I am always on the lookout for great resources that helps me get into the critical moments behind the Inklings–the close of the Victorian era, the birth of fantasy and SF, the death of Tennysonian poetry in WWI, the emergence of literary modernism, and the heartbreaking indignity of those two great wars that broke the world. When one of Signum University’s students, Trevor Brierly, stumbled upon such a resource, I asked him to write a review for A Pilgrim in Narnia. This is certainly now a book in my “to read” column.
I gulped down an interesting book today called When Books Went to War: The Stories That Helped Us Win World War II (by Molly Guptill Manning). She documents the history of the “Armed Services Editions”. These were reduced-size versions of books published by a consortium of publishers during WW2 and were distributed to Army and Navy troops throughout the world, to the tune of some 123 million given away by the end of the War. They were designed to fit into uniform pockets and they were massively popular, providing much needed entertainment to those who got them–soldiers who were often enduring terrible and unimaginable conditions. They were read and re-read, swapped and swapped again until they were barely readable and still treasured. Hundreds of individual titles were published, and they varied all over the map in content and genre. They included things like Dickens, Shakespeare, Plato and Melville, but also included westerns (Zane Grey), sports stories, humor, adventure (Tarzan, Haggard, Sabatini), nonfiction (I happen to have a beat-up a copy of “Esquire’s Jazz Book, 1944” myself), a few racy things like Forever Amber, controversial things like Strange Fruit and few strange things like Lovecraft’s The Dunwich Horror and Other Weird Tales and Stoker’s Dracula.
Manning’s book was probably exactly what I needed to read today. I’m taking the “Introduction to Theory, Research and Writing” course from Signum University (go Eagles!) and we have been reading the “Defense of Poetry” essays by Sidney and Shelley. They were addressing concerns at the time about whether “poetry” – all of Art really – is worthwhile. What is the point of Art and Literature? Do Art, Literature matter? To the men and women who received the ASE books, they absolutely mattered. They made the terrible conditions they were in a bit more bearable. Sidney talks about the role of Art to “delight and teach”, which is exactly what the ASE books did for many people during a very difficult time.

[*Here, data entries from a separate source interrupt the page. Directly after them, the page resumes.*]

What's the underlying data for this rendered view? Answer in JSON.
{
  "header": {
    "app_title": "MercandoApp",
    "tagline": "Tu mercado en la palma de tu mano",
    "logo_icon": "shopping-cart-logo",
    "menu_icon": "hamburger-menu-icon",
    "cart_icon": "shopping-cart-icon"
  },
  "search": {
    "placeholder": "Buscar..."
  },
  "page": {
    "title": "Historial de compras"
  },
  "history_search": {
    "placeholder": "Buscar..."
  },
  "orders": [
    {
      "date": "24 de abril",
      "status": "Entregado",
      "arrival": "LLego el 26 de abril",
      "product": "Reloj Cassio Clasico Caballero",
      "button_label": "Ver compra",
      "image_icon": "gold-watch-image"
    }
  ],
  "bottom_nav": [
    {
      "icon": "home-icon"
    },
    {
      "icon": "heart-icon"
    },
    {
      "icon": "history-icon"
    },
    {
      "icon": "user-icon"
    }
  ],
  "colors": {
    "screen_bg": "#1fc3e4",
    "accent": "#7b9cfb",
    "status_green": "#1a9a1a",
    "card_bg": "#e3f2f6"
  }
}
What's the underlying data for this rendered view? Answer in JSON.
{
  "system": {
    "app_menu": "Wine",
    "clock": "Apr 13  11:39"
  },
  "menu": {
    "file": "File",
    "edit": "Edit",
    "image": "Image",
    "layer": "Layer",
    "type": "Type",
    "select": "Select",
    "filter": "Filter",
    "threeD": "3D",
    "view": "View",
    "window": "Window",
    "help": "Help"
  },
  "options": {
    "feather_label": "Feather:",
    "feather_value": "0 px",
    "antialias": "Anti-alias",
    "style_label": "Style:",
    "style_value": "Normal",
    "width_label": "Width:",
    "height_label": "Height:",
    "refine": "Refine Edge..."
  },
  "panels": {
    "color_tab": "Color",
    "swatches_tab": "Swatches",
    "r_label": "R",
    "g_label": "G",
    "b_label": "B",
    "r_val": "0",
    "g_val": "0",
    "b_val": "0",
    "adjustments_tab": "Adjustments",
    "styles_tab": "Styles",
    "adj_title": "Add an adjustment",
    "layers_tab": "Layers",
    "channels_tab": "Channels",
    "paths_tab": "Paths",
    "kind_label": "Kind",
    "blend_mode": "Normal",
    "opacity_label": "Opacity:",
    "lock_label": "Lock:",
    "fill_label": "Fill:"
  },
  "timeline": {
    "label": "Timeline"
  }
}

I am reminded of a long complicated quote by Tolkien at the end of an essay he wrote to go with “Smith of Wootton Major”, which was written in the last decade of his life. The essay is hard to find because it is only found in the version of “Smith” edited by Verlyn Flieger, but it has one of the most cogent statements on the importance of Faery, by which I think Tolkien more broadly means “enchantment”. I think there is also a connection here between “enchantment” and “Art”. The quote is complex, but I think it is beautiful as it seems to me at least to sum up what he was trying to accomplish in his life:
“More strongly [Faery] represents love: that is, a love and respect for all things, ‘inanimate’; and ‘animate’, an unpossessive love of them as ‘other’. This ‘love’ will produce both ruth and delight. Things seen in its light will be respected, and they will also appear delightful, beautiful, wonderful even glorious. Faery might be said indeed to represent Imagination (without definition because taking in all the definitions of this word): esthetic: exploratory and receptive; and artistic; inventive, dynamic, (sub)creative. This compound–of awareness of a limitless world outside our domestic parish; a love (in ruth and admiration) for the things in it; and a desire for wonder, marvel, both perceived and conceived–this ‘Faery’ is as necessary for the health and complete functioning of the Human as is the sunlight for physical life: sunlight as distinguished from the soil, say, though it in fact permeates and modifies even that.” (J.R.R. Tolkien – Smith of Wootton Major (essay) 1967)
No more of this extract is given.